Possibility to use Parquet for easy S3 backup?

lalabuy948 / PhoenixAnalytics

📊 Plug and play analytics for Phoenix applications.

https://theindiestack.com/analytics

Apache License 2.0

271 stars 10 forks source link

Possibility to use Parquet for easy S3 backup? #27

Open ruslandoga opened 1 month ago

ruslandoga commented 1 month ago

👋

This is just a question, not a feature request or issue or anything of the sort :)

I'm just starting to learn DuckDB and I wonder if it's a lot of work to make PhoenixAnalytics work with Parquet files? The upside is that they can be easily backed up to S3 (immutable), are quite storage-efficient (40% smaller according to https://benchmark.clickhouse.com/) and almost as fast (60% slower according to https://benchmark.clickhouse.com/) as DuckDB's custom storage format, and have zero load time. The downside is that they might require compaction, but at the same time that enables TTL.

Or maybe there are other ways to stream / backup DuckDB to S3, like in https://motherduck.com/blog/differential-storage-building-block-for-data-warehouse/ or https://litestream.io?

lalabuy948 commented 1 month ago

Hi @ruslandoga, yes, I have this in plans and I already made proof of concept which worked quite well, but for a lot of writes I'm not sure yet how to make it efficient.

As for backups simplest would be to setup a cron job which would dump duckdb file and upload parquet file to s3.

ruslandoga commented 1 month ago

👋 @lalabuy948

but for a lot of writes I'm not sure yet how to make it efficient.

I’m curious about what specific efficiency concerns you’re facing. Do you still have the PoC code available? I’d love to take a look and experiment with it!

Regarding DuckDB, I’m not entirely sure if it supports streaming writes like this:

COPY (stdin) TO 'phoenix_analytics_part_{YYYYMMDD}_{UUID}.parquet.lz4' (FORMAT PARQUET, COMPRESSION LZ4_RAW)

However, since Parquet supports writing in row groups, it should technically be feasible, as it would resemble how ClickHouse handles INSERT operations. If DuckDB doesn't support it directly, there might be other options, such as using libraries like https://docs.rs/parquet/latest/parquet/ or https://github.com/jorgecarleitao/parquet2 or even a native Elixir implementation :)

Another possibility could be writing to a CSV buffer or a temporary table, and then using DuckDB’s COPY to convert it to Parquet.

lalabuy948 commented 1 month ago

🙌🏻 @ruslandoga, there is duckdb support of httpfs, you can take a look, some sketches saved there: priv/repo/duck_s3.exs

More you can research here.

Let me know which ideas you going to try and we can work together on solution!
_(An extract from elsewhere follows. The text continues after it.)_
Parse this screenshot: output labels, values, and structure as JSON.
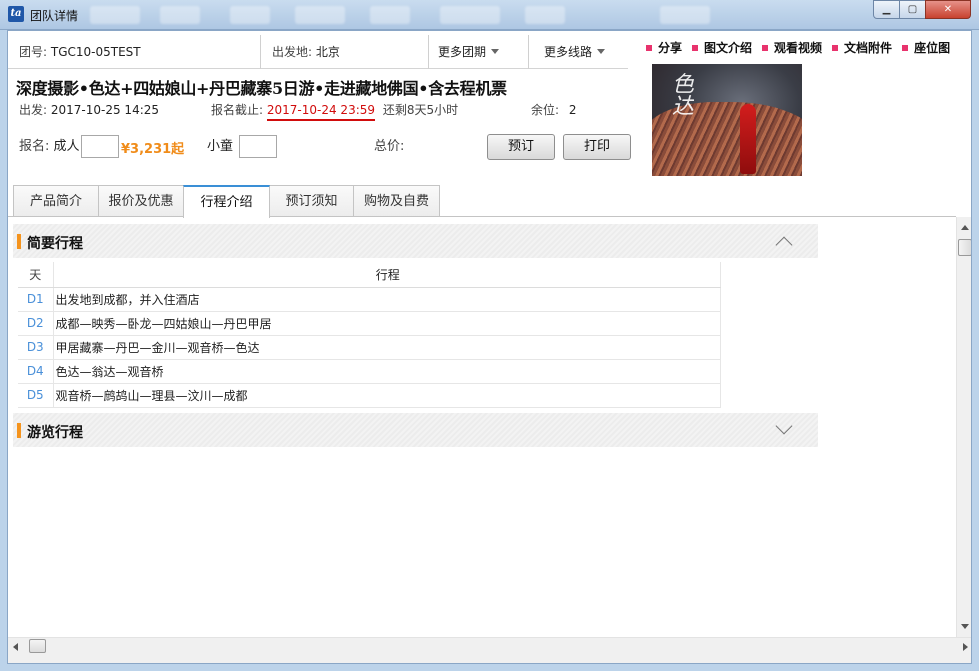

Feel free to reach me over email or on X / Telegram.

ruslandoga commented 1 month ago

Let me know which ideas you going to try and we can work together on solution!

I think I'd like more control over catalogs and uploads. I think DuckDB's httpfs tries to do a ListObjectsV2 on each read_parquet from S3 if it has any wildcards, and that can get expensive. And Hive-style partitioning might be suboptimal (from my limited experience). So I would probably try writing Parquet to disk (possibly not through DuckDB) and uploading it to S3 from Elixir (e.g. every ~20 minutes, that would be around free-tier number of PUTs). It can be done by a single process. Since it would have the full view of which files are available and where (S3 or disk), it can also act as a table catalog with some support for predicate pushdowns (e.g. the user wants to see analytics for a site for the last month, so the catalog only gives the last month worth of that site's Parquet files to DuckDB). That process could also perform compaction (e.g. compact the previous day's Parquet files into a single one) since it could hide incomplete parts from DuckDB.

That's what I'd like to try :)